You know people like that, or you did. Think Grandpa. Think Grandma. Take out "Bolivia" and fill in "Italy" or "Ireland." Those people don't want to hear your problems and why you think you can't do something. It's embarrassing. You whine about how hard you have it and how the odds are against you, and they just arrived from a place that makes your troubles look like a day at the beach.

That's how it was for the man who was eulogized this week by Jay Matthews, education reporter for the Washington Post, as "the most famous and influential American public school teacher of his generation." Escalante had no interest in hearing why poor Mexican-American kids from a barrio high school couldn't learn calculus, ace a national test and go on to attend prestigious universities. He was too busy making it happen.

I met Escalante once in the late 1980's at a black-tie affair in Washington. But, the more memorable encounter took place a couple of years earlier, while I was in college. I had placed a long distance call to Garfield High School and left a message. A student group on campus wanted him to speak. To my surprise, after seeing a message that the school receptionist had scribbled down as being from simply "Ruben at Harvard," he called me back. To my amusement, I soon realized the reason he did was because he thought I was another Ruben at Harvard -- a former student.

For a lot of public school teachers in America, especially those who teach socio-economically disadvantaged kids, that kind of call might be unusual. Not Escalante. His former students from Garfield were sprinkled all over the Ivy League -- not just at Harvard, but also at Yale, Princeton, Columbia, Cornell and other universities.

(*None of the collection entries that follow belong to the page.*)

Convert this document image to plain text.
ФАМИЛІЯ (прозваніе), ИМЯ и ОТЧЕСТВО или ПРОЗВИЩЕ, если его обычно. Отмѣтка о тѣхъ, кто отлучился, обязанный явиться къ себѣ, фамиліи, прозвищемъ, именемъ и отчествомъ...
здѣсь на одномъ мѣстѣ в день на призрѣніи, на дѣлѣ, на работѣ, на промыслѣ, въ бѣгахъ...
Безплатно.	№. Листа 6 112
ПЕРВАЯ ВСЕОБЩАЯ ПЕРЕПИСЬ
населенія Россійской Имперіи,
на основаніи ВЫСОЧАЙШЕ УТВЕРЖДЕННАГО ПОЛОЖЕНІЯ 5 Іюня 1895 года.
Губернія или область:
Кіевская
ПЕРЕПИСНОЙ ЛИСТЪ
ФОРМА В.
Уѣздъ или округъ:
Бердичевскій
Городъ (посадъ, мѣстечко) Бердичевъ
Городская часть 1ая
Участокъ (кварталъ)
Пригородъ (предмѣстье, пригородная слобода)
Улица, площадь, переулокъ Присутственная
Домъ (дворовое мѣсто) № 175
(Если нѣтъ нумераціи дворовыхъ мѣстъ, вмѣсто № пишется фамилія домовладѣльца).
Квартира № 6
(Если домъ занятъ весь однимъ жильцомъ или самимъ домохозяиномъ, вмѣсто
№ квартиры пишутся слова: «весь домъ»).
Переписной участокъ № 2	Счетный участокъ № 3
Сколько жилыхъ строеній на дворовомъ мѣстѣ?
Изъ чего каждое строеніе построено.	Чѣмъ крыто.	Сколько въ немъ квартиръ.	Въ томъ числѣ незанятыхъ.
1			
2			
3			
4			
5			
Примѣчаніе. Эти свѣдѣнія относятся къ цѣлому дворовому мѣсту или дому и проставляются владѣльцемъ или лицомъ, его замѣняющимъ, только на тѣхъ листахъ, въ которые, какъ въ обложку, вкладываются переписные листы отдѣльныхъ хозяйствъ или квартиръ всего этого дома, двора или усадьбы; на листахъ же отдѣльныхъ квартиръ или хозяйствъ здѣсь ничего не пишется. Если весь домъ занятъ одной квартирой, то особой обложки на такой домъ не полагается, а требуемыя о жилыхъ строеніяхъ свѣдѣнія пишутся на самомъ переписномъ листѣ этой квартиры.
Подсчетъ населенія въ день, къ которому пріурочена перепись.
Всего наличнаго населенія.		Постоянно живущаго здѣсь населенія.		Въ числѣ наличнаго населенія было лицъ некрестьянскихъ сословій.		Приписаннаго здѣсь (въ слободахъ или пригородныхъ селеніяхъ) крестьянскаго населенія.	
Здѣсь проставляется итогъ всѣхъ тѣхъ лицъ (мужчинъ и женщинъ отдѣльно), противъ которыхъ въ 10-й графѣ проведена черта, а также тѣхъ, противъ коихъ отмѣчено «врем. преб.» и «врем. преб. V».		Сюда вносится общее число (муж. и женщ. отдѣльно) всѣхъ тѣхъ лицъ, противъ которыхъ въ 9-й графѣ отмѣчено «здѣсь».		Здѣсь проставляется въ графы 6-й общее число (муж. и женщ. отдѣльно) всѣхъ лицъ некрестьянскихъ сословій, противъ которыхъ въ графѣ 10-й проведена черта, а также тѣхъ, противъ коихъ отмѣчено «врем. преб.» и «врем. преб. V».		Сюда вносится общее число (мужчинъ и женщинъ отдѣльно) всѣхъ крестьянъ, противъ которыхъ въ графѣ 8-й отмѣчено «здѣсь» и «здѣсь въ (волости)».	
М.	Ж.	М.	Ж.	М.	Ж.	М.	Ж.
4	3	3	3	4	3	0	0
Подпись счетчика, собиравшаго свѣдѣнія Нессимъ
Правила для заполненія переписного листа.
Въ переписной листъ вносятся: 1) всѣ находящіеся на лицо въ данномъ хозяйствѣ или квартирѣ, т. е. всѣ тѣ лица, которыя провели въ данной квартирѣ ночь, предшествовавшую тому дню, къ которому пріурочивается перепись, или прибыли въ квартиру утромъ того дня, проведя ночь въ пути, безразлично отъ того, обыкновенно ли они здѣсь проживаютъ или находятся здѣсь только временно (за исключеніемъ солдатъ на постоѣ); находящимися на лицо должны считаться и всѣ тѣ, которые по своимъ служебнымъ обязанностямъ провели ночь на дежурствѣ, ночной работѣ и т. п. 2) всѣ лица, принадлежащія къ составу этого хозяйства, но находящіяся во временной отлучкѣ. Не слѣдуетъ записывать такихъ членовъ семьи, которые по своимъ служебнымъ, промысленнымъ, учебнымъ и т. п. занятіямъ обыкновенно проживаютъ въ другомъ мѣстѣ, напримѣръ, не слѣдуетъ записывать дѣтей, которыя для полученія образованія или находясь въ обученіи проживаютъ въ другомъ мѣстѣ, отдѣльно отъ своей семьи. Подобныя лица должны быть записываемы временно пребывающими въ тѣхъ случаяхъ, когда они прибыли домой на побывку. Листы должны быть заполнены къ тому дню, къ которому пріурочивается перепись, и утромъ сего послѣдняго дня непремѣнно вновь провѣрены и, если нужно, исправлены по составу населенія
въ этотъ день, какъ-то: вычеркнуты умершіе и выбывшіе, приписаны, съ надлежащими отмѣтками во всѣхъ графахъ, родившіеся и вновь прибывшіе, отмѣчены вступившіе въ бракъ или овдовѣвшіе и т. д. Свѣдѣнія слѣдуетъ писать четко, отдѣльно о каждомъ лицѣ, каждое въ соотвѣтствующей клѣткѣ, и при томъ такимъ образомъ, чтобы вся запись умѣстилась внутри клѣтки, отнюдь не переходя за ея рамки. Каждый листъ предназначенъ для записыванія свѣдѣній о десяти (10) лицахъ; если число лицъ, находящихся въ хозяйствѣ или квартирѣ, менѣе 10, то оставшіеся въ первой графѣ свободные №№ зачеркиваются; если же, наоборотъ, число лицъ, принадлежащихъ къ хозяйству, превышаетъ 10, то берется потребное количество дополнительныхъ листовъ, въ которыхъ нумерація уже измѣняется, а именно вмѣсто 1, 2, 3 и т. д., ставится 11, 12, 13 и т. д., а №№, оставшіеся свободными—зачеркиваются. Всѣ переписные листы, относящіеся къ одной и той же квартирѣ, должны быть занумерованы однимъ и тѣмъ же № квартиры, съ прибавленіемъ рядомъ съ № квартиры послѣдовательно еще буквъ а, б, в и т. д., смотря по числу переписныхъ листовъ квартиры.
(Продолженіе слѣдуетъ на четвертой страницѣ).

I'd sometimes meet them at student conferences, and there was always something special about them and how they carried themselves. There was that badge of honor, that additional bit of confidence that came from being one of an elite group of high achievers who demolished the low expectations of others. These were Jaime's kids.

That's an impressive legacy -- and, in the case of an extraordinary educator who still teaches us what's possible in our public schools when you ditch the excuses, and have the ganas to make it happen, a well-deserved one.

The opinions expressed in this commentary are solely those of Ruben Navarrette Jr.